Manager mental health literacy addresses the most common gap between intent and outcome in workplace mental health programs. Managers are the front line. If they can't recognize distress, don't know what to say, and don't know what resources exist, every other investment is undercut. The audit assesses whether managers have received actual training — not a 30-minute online module, but substantive education in recognizing and responding.
Physical environment and sensory conditions covers the factors specific to manufacturing that most psychological health frameworks miss: noise exposure and its cognitive and sensory load, ergonomic conditions and chronic pain risk, shift structure and circadian impact. These are not peripheral concerns. They are direct risk factors with documented links to depression and elevated suicide risk.
Access to mental health resources looks beyond whether an EAP exists. An EAP with 1% utilization is not access. The audit asks: are resources trade-culturally appropriate? Are they accessible without disclosure to management? Do workers actually know they exist and how to use them?
Grief and crisis response capacity addresses what happens when something goes wrong — when a worker dies, when there's a suicide attempt, when a team is affected by personal or collective loss. Most facilities have no protocol. The absence of protocol is itself a risk factor.

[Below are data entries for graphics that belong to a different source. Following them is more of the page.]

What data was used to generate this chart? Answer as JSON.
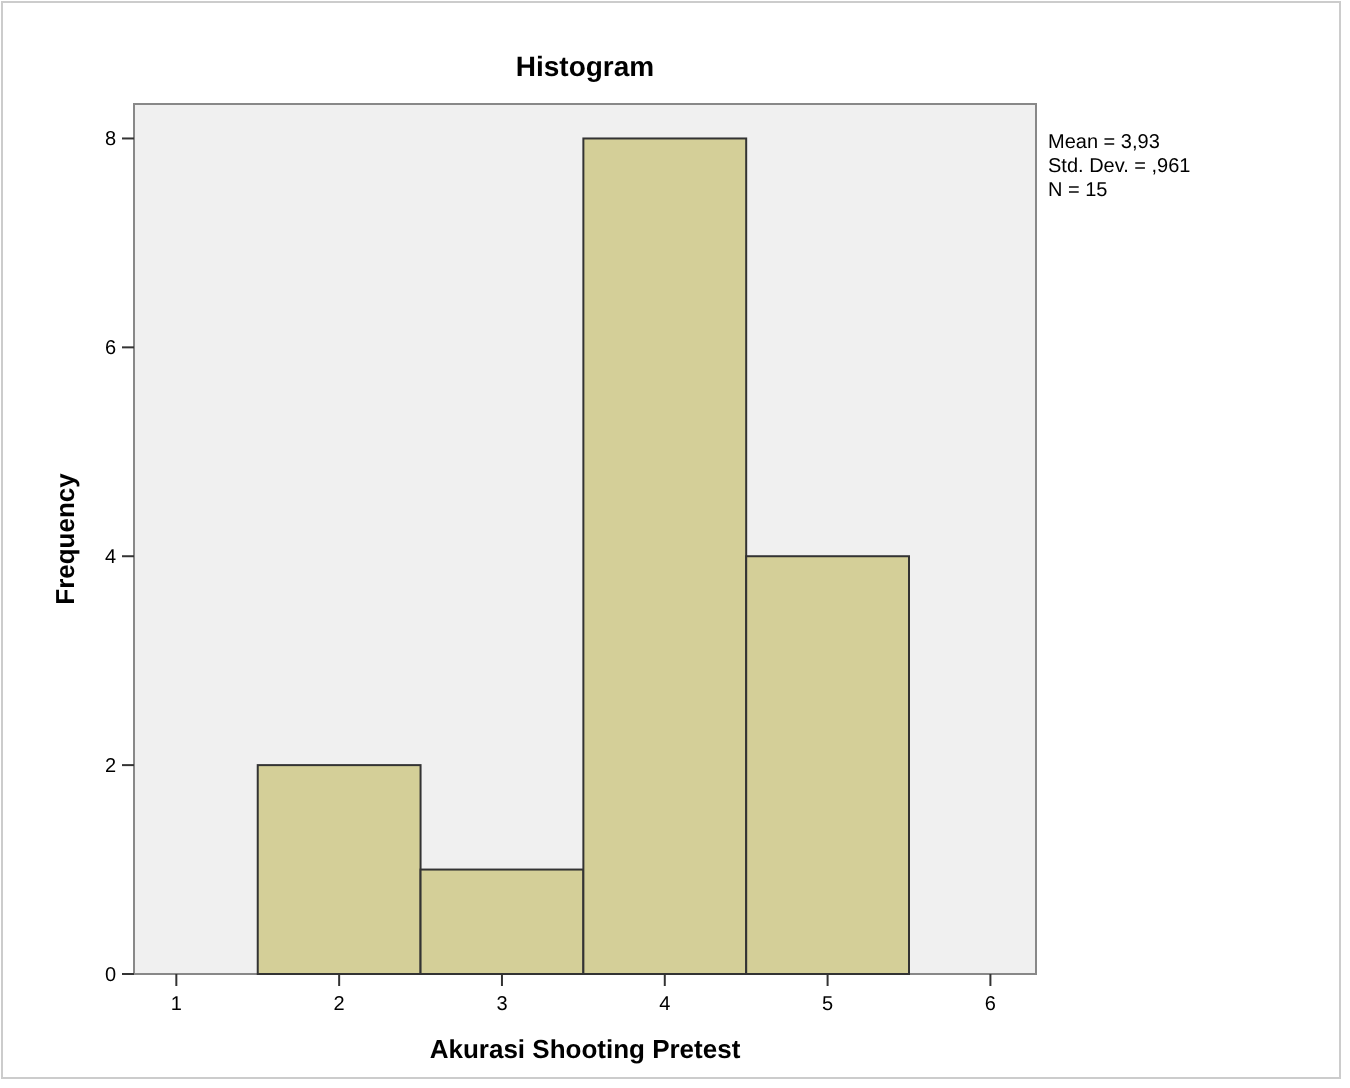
{
  "chart_data": {
    "type": "histogram",
    "title": "Histogram",
    "xlabel": "Akurasi Shooting Pretest",
    "ylabel": "Frequency",
    "bins": [
      1.5,
      2.5,
      3.5,
      4.5,
      5.5
    ],
    "values": [
      2,
      1,
      8,
      4
    ],
    "color": "#d4cf98",
    "xlim": [
      0.74,
      6.28
    ],
    "xticks": [
      1,
      2,
      3,
      4,
      5,
      6
    ],
    "ylim": [
      0,
      8.33
    ],
    "yticks": [
      0,
      2,
      4,
      6,
      8
    ],
    "grid": false,
    "annotations": [
      "Mean = 3,93",
      "Std. Dev. = ,961",
      "N = 15"
    ]
  }
}
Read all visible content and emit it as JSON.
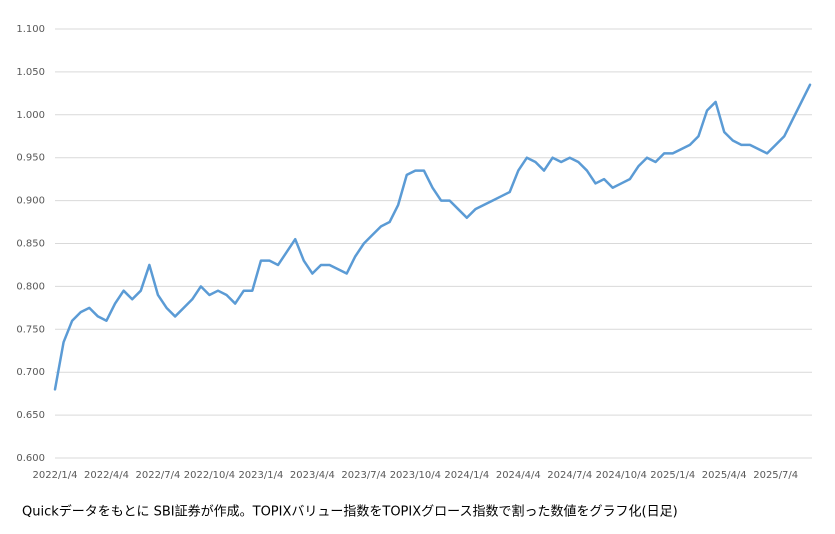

Worker voice and participation asks whether the people doing the work have any meaningful input into the conditions under which they do it. Not a suggestion box — actual structural participation in decisions that affect their psychological health.
What certification means
KDF Certification is not a score. It is a threshold: a facility either meets the standard across all seven dimensions or it doesn't. Provisional certification exists for facilities that meet six of seven dimensions and have a documented, time-bound remediation plan for the remaining gap. Full certification requires annual renewal through an updated audit.
The certification is public. Certified facilities are listed. This is intentional — it creates accountability, and it creates competitive value. Workers can choose employers who hold the standard. Clients can specify it in procurement. Insurance carriers can eventually price it. The value of the certification depends entirely on its independence and its integrity, which is why the KDF Standard will never sell consulting services to the facilities it audits.
What it doesn't cover
The KDF Standard does not audit clinical outcomes. It audits organizational conditions. Whether workers are depressed is a clinical question requiring clinical assessment. Whether the conditions under which workers operate are likely to cause or worsen depression is an organizational question, and it is answerable through an audit framework.
The standard also does not audit individual managers. It audits management practices, policies, and systems. The distinction matters ethically and practically. An individual manager is not a facility — but a facility's culture, policies, and resource allocation are.
Building this standard is the core work of the foundation. It will be revised as the research base develops and as the first audit cycles generate operational learning. That is how a standard becomes trustworthy — not through certainty, but through documented rigor and willingness to update.